Our surf lifesavers are very much an Australian beach icon. The majority of them are volunteers who give up their summers to ensure our safety. They know their beaches and are able to identify potential hazards as conditions change.
Strong rip currents, heavy surf, submerged rocks and marine life can all present dangers. Many of our beaches are patrolled each summer. Our surf lifesavers monitor these issues to ensure your safety.
You will see the lifesavers in their yellow and red uniforms, with the red and yellow flags denoting the safe spot on the beach to swim. If there are no red and yellow flags, it is not safe to swim.
Swimming outside the flags not only places you at risk of unsafe rips and submerged rocks, but you are also likely to be hit by a surfboard. Surfers are prohibited between the flags.
2. Obey the signs
You will find many signs warning of dangers such as submerged rocks, strong rip currents and marine wildlife. It is important to take note of and obey these signs. If the beach is closed, it will be because it is too dangerous to swim in.
3. Be aware of marine wildlife.
Our waters are home to many interesting and fascinating creatures, some of which can leave you with a painful and sometimes toxic sting. The most common are:
- Bluebottles can be found on most non-tropical beaches. Their brilliant blue balloon like sails may look pretty. However their trailing tentacles are covered in stinging cells which can cause a painful rash. If you are unfortunate enough to be stung by a bluebottle, stay calm. They are non-venomous. If you are on a patrolled beach, seek help from the surf lifesaver who will have a sting relieving spray. Otherwise, carefully pick off the tentacles and immerse the affected area in the hottest water that can be tolerated by the patient. Do seek medical assistance if you are concerned.
- Our tropical waters are home to some dangerous marine stingers, including box jellyfish. You can avoid being stung by taking note of warning signs and only swimming in designated netted areas. If stung, you should immediately douse the affected area in vinegar and seek urgent medical attention.
- The rock pools surrounding our beaches are fascinating places to explore. However look closely, but do not touch. They can be home to a number of potentially deadly creatures, including the Blue Ringed Octopus. If bitten, you should seek urgent medical treatment.
- Sharks are perhaps one of our most infamous marine creatures. Most are harmless to humans, however you can minimise the danger by only swimming at a patrolled beach and avoiding swimming at dusk or near sunset.
3. Avoid rip currents and dangerous surf
Rips are the number one hazard on Australian beaches and are well signposted. They are strong currents of water running back out to sea through the surf. Rips can change quickly and can be very difficult to see. Which is why it is important to swim at a patrolled beach with experienced lifesavers who are monitoring the surf conditions.

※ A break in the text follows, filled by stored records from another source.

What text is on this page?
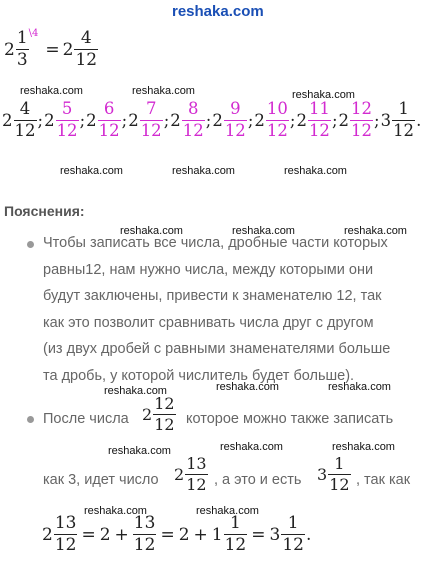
reshaka.com
reshaka.com	reshaka.com	reshaka.com
reshaka.com	reshaka.com	reshaka.com
reshaka.com	reshaka.com	reshaka.com
reshaka.com	reshaka.com	reshaka.com
reshaka.com	reshaka.com	reshaka.com
reshaka.com	reshaka.com
$2 \frac{1}{3}$ \4
= $2 \frac{4}{12}$
$2 \frac{4}{12}$ ; $2 \frac{5}{12}$ ; $2 \frac{6}{12}$ ; $2 \frac{7}{12}$ ; $2 \frac{8}{12}$ ; $2 \frac{9}{12}$ ; $2 \frac{10}{12}$ ; $2 \frac{11}{12}$ ; $2 \frac{12}{12}$ ; $3 \frac{1}{12}$ .
Пояснения:
Чтобы записать все числа, дробные части которых
равны12, нам нужно числа, между которыми они
будут заключены, привести к знаменателю 12, так
как это позволит сравнивать числа друг с другом
(из двух дробей с равными знаменателями больше
та дробь, у которой числитель будет больше).
После числа $2 \frac{12}{12}$ которое можно также записать
как 3, идет число $2 \frac{13}{12}$ , а это и есть $3 \frac{1}{12}$ , так как
$2 \frac{13}{12} = 2 + \frac{13}{12} = 2 + 1 \frac{1}{12} = 3 \frac{1}{12}$ .
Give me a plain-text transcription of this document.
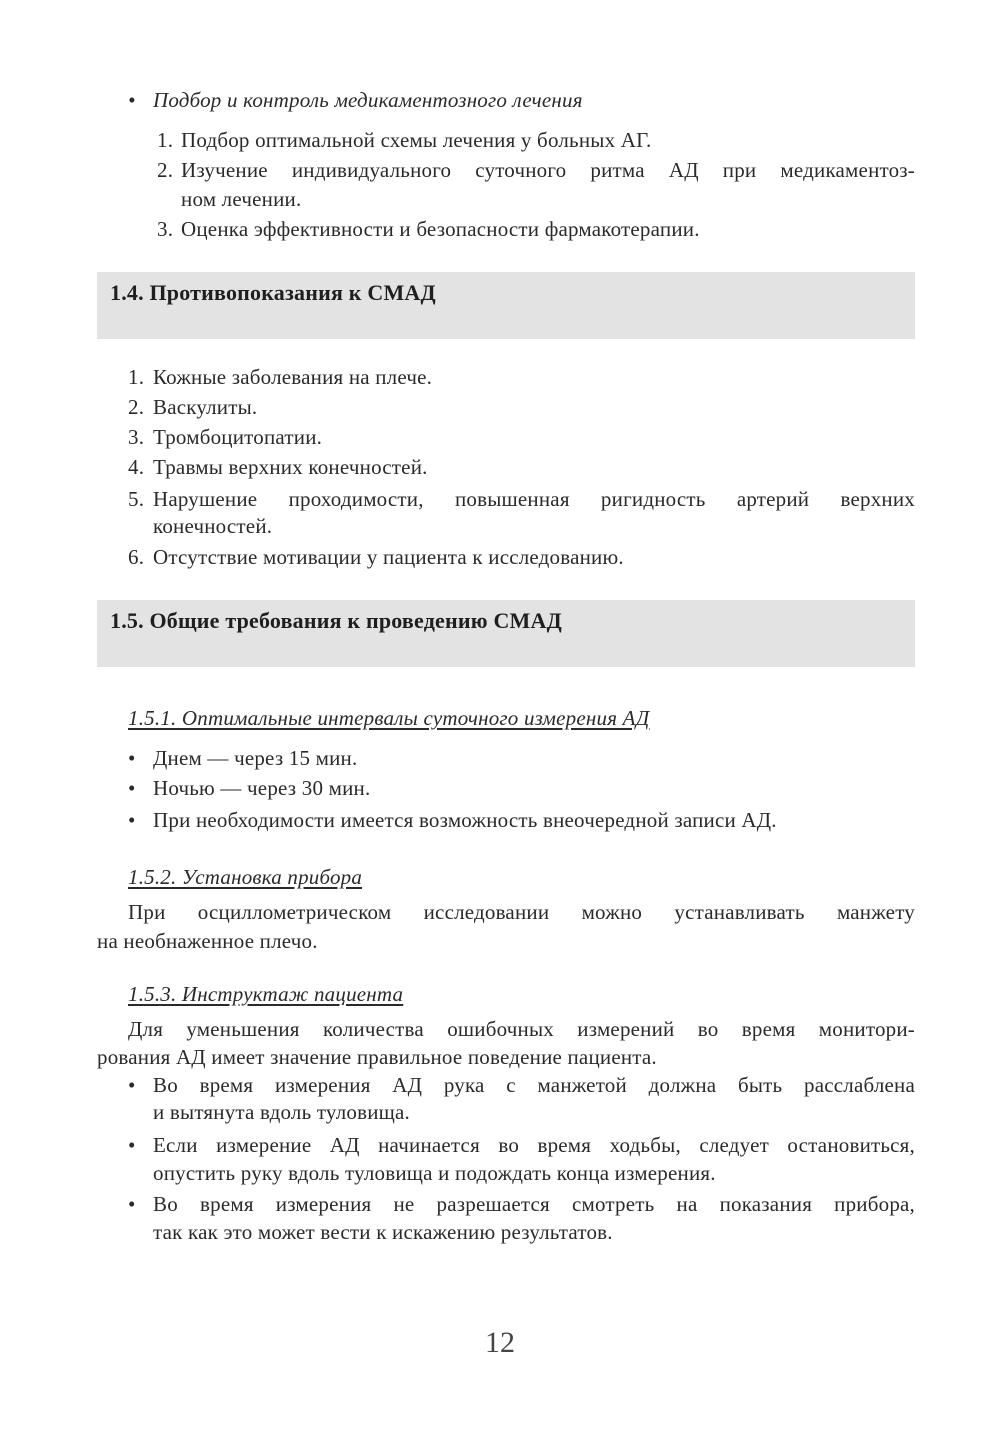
• Подбор и контроль медикаментозного лечения
1. Подбор оптимальной схемы лечения у больных АГ.
2. Изучение индивидуального суточного ритма АД при медикаментоз-
ном лечении.
3. Оценка эффективности и безопасности фармакотерапии.
1.4. Противопоказания к СМАД
1. Кожные заболевания на плече.
2. Васкулиты.
3. Тромбоцитопатии.
4. Травмы верхних конечностей.
5. Нарушение проходимости, повышенная ригидность артерий верхних
конечностей.
6. Отсутствие мотивации у пациента к исследованию.
1.5. Общие требования к проведению СМАД
1.5.1. Оптимальные интервалы суточного измерения АД
• Днем — через 15 мин.
• Ночью — через 30 мин.
• При необходимости имеется возможность внеочередной записи АД.
1.5.2. Установка прибора
При осциллометрическом исследовании можно устанавливать манжету
на необнаженное плечо.
1.5.3. Инструктаж пациента
Для уменьшения количества ошибочных измерений во время монитори-
рования АД имеет значение правильное поведение пациента.
• Во время измерения АД рука с манжетой должна быть расслаблена
и вытянута вдоль туловища.
• Если измерение АД начинается во время ходьбы, следует остановиться,
опустить руку вдоль туловища и подождать конца измерения.
• Во время измерения не разрешается смотреть на показания прибора,
так как это может вести к искажению результатов.
12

4. Always swim with a friend
Swimming with someone is always a good idea. Not only is it more fun, if one of you gets into trouble, there is someone to get help.
5. Slip, slop, slap.
This famous “Aussie slogan” started life as a sun-safe campaign and has now become a summer routine for most Australians. Even on overcast days, the sun’s ultraviolet rays can be very strong, so it is important to protect yourself from the sun’s harmful rays. Nothing spoils a great day at the beach like a bad case of sunburn.
- Slip on a sun protective shirt. Either a light long-sleeved shirt or a specifically designed “rash shirt” to protect you from the sun
- Slop on sunscreen and continue to re-apply throughout the day
- Slap on a hat, preferably one that will also keep the sun off the back of your neck.
6. Stay hydrated.
Drink plenty of water and avoid soft drink or alcohol to keep you hydrated throughout the day and avoid heatstroke. The sun is usually at its strongest between noon and 3pm, so avoiding the beach between these times is often a good idea.
7. Protect our beaches.
When you visit our beaches, make sure you leave them the way you found them. Take only photos and leave only footprints. Remember to put your rubbish in the bin when you leave.
Following a few simple precautions above can help you to enjoy your time on our beaches. For more detailed information, visit the Beachsafe website, where you can also find important information on the beaches you are planning to visit.